Rocky Mountain Ass'n of Credit Management v. District Court

565 P.2d 1345 | Colo. | 1977

565 P.2d 1345 (1977)

ROCKY MOUNTAIN ASSOCIATION OF CREDIT MANAGEMENT, Petitioner,
v.
DISTRICT COURT OF the CITY AND COUNTY OF DENVER, IN the SECOND JUDICIAL DISTRICT and James D. Thomas, the Clerk thereof, Respondents.

No. 27538.

Supreme Court of Colorado, En Banc.

June 27, 1977.

J. D. Pearson, Denver, for petitioner.

J. D. MacFarlane, Atty. Gen., Jean E. Dubofsky, Deputy Atty. Gen., Edward G. Donovan, Sol. Gen., Mary J. Mullarkey, First Asst. Atty. Gen., Denver, for respondents.

*1346 PRINGLE, Chief Justice.

On January 25, 1977, judgment was entered in favor of petitioner Rocky Mountain Association of Credit Management and against one R. Jan Rogge. The district court issued a 30-day stay of execution. During those 30 days, Rocky Mountain Credit requested a transcript of the docket entry of judgment and tendered the $1.50 fee required by section 13-32-104(1)(g), C.R.S.1973. The clerk refused to issue the transcript until after the stay of execution expired. We issued a rule to show cause why a writ should not be granted prohibiting the respondent court clerk from refusing to issue a transcript of judgment immediately after entry of judgment. We now make the rule absolute.

I

Respondents argue that this case is moot because Rocky Mountain Credit has, in fact, received a transcript of judgment. While it is true that a transcript was issued on March 1, 1977, we hold that the question of the clerk's refusal to issue the transcript during the 30-day stay of execution may properly be reviewed in a proceeding such as is here presented. We adhere to the doctrine that where the controversy is "capable of repetition, yet evading review" a court may elect to settle the controversy so as to establish a precedent for future action by trial courts. Roe v. Wade, 410 U.S. 113, 93 S. Ct. 705, 35 L. Ed. 2d 147 (1973); Southern Pacific Terminal Co. v. ICC, 219 U.S. 498, 31 S. Ct. 279, 55 L. Ed. 310 (1911); Bestway Disposal v. Public Utilities Commission, 184 Colo. 428, 520 P.2d 1039 (1974); Page v. Blunt, 126 Colo. 324, 248 P.2d 1074 (1952).

Here, the time required to complete the legal process will necessarily render each specific challenge moot. Unless we agree to resolve the question, petitioners and others similarly situated would be forever deprived of the opportunity of review. See Roe v. Wade, supra.

II

The respondents also argue that the rule should be discharged because the petitioners have failed to join the district judge as a party.

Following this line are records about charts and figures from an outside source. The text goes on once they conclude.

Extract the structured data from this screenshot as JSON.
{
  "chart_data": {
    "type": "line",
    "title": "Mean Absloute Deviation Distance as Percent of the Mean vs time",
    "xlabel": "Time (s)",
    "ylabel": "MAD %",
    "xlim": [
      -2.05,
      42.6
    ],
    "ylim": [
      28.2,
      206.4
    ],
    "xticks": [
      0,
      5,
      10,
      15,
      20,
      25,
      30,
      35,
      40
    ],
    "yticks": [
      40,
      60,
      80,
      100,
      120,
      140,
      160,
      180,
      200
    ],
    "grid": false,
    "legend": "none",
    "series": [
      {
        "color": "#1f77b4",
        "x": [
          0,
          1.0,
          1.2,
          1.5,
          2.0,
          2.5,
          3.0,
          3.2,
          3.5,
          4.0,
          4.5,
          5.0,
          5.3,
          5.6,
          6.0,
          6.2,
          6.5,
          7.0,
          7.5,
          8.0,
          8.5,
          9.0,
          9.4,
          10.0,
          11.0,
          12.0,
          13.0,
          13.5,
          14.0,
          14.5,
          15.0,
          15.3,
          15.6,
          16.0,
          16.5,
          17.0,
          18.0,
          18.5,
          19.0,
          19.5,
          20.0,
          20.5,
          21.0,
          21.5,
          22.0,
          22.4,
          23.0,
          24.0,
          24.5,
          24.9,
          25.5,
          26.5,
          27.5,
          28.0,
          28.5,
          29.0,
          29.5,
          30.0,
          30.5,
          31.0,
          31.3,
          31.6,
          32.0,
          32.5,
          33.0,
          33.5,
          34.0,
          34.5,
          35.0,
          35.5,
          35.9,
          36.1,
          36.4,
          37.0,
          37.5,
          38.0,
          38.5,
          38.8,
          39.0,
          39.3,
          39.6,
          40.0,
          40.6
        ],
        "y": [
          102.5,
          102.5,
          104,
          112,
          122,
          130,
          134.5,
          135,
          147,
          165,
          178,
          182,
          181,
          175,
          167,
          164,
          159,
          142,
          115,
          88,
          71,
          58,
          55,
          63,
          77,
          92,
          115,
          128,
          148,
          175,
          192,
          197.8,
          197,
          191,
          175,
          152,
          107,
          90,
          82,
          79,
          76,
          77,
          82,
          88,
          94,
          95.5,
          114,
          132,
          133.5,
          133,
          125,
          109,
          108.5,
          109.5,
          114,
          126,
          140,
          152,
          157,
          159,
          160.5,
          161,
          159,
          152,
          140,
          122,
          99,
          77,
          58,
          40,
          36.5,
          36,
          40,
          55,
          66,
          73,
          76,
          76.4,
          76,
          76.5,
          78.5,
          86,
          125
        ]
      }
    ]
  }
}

Where the district judge is the essential party respondent, he must be joined in an original action which challenges the jurisdiction of the court. James v. James, 95 Colo. 1, 32 P.2d 821 (1934). In this action, however, the petitioners only seek an order directing the court clerk to perform what is essentially a ministerial function. The order may be directed to the clerk alone. See Keady v. Owers, 30 Colo. 1, 69 P. 509 (1902). The district judge, therefore, need not be a party and the petitioner's failure to join him has no relevant effect.

III

Rocky Mountain Credit asserts that creditors are entitled to receive a transcript of judgment after judgment is entered although a stay of execution is in effect. We agree.

Many creditors' rights are directly affected by the timeliness with which a transcript of judgment is recorded. For instance, in Colorado, in order for a creditor to obtain a judgment lien upon real property he must file a transcript of judgment with the county recorder. Section 13-52-102, C.R.S.1973. And his priority in relation to other creditors is established by the date of filing. So also a lien may be valid or invalid as a preference in bankruptcy proceedings depending upon the date of its recording.

The recording of the transcript of judgment does not, however, in and of itself, effect an execution upon the property of the debtor. The stay of execution prevents enforcement of the lien until such time as it expires, and, by virtue of the stay, the debtor is protected pending final resolution of the case. Clearly the statutes and the rules are designed to protect the interests of both creditor and debtor, and the stay of execution provided for in C.R.C.P. 62 has no effect on the requirement that a transcript of judgment be issued on *1347 payment of the fee. Section 13-32-104(1)(g), C.R.S.1973.

The rule is made absolute.

HODGES and CARRIGAN, JJ., do not participate.